Dans une communication ayant pour titre ‘Les épigones québécois de Voltaire et leur influence sur le développement actuel d’une culture laïque francophone au Québec’, Jacques G. Ruelland a présenté le parcours intellectuel des quatre ‘philosophes’ québécois du XVIIIe siècle associés aux idées des Lumières: Fleury Mesplet, Pierre du Calvet, Valentin Jautard et Pierre de Sales Laterrière.

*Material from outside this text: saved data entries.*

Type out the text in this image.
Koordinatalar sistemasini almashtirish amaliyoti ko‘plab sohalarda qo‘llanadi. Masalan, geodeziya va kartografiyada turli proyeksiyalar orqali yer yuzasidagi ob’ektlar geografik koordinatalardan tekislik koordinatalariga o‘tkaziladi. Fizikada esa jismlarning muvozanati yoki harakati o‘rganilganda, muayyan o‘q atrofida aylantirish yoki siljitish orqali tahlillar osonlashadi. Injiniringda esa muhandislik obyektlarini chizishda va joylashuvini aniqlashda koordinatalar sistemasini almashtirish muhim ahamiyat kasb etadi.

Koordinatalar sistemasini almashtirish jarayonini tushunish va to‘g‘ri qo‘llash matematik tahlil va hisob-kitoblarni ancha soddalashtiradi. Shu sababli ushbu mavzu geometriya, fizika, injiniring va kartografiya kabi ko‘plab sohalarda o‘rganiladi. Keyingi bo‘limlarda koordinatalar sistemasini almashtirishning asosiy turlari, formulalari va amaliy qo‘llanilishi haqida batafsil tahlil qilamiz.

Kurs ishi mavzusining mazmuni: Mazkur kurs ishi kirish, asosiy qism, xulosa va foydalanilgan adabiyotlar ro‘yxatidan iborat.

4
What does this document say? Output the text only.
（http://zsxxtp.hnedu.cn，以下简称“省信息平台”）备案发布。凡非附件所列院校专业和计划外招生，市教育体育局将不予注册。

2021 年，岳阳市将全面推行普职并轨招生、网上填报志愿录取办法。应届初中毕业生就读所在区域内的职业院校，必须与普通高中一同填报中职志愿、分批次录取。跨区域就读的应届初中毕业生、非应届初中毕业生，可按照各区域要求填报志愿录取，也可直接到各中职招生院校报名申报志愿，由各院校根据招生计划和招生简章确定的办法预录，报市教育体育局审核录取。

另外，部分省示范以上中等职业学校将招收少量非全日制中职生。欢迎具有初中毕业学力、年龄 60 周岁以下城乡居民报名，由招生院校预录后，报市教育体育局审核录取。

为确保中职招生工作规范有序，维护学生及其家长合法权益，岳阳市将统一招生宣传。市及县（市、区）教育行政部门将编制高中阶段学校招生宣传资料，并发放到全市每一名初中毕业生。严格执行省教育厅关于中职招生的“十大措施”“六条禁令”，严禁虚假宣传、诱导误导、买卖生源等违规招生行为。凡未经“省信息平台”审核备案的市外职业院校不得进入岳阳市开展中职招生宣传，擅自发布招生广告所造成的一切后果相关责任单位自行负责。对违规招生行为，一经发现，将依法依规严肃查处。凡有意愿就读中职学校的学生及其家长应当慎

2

Ruelland a mis en lumière l’anticléricalisme déiste de ces quatre figures qui ont multiplié les démêlés avec les autorités en promouvant la culture laïque à l’époque de la Révolution française.
La présentation suivante, de Sébastien Drouin (U. de Toronto), a abordé l’‘Antiphilosophie et antivoltairianisme chez Joseph-Octave Plessis et Ignace Bourget’. Drouin a couplé l’analyse du contenu des bibliothèques de Mgrs Plessis (liste inédite) et de Bourget avec des extraits des écrits de ceux-ci, afin de faire apparaître les racines antiphilosophiques et antivoltairianistes de l’ultramontanisme au XIXe siècle québécois.
Joël Castonguay-Bélanger (U. de la Colombie-Britannique) a quant à lui traqué ‘Le centenaire de Voltaire dans la presse canadienne’. Contrairement au constat de Marcel Trudel selon lequel l’événement de 1878 serait passé inaperçu, le centenaire a fait couler beaucoup d’encre à partir de 1876, polarisant le discours de la presse entre voltairianistes et antivoltairianistes.
Hans-Jürgen Lüsebrink (U. des Saarlandes, Allemagne), dans ‘Libéralisme radical, laïcité et héritage des Lumières au Québec à la fin du XIXe siècle – le rôle précurseur de Paul-Marc Sauvalle et d’Aristide Filiatreault, journalistes et intellectuels’, a révélé l’alliance improbable entre un journaliste distingué, orateur important et très présent dans les cercles sociaux (Sauvalle, 1857-1920) et un typographe effacé (Filiatreault, 1851-1913) qui animait des revues satiriques, en raison de leur goût commun pour la polémique. Tous deux ont fondé Canada-Revue, qualifiée de ‘journal huguenot’ par ses détracteurs – le clergé et la presse conservatrice – et censurée en 1892. D’après Lüsebrink, ce ‘libéralisme radical’ met cause la place dominante de l’Eglise dans la société québécoise en général et dans l’éducation en particulier (l’éducation au féminin est un combat corollaire).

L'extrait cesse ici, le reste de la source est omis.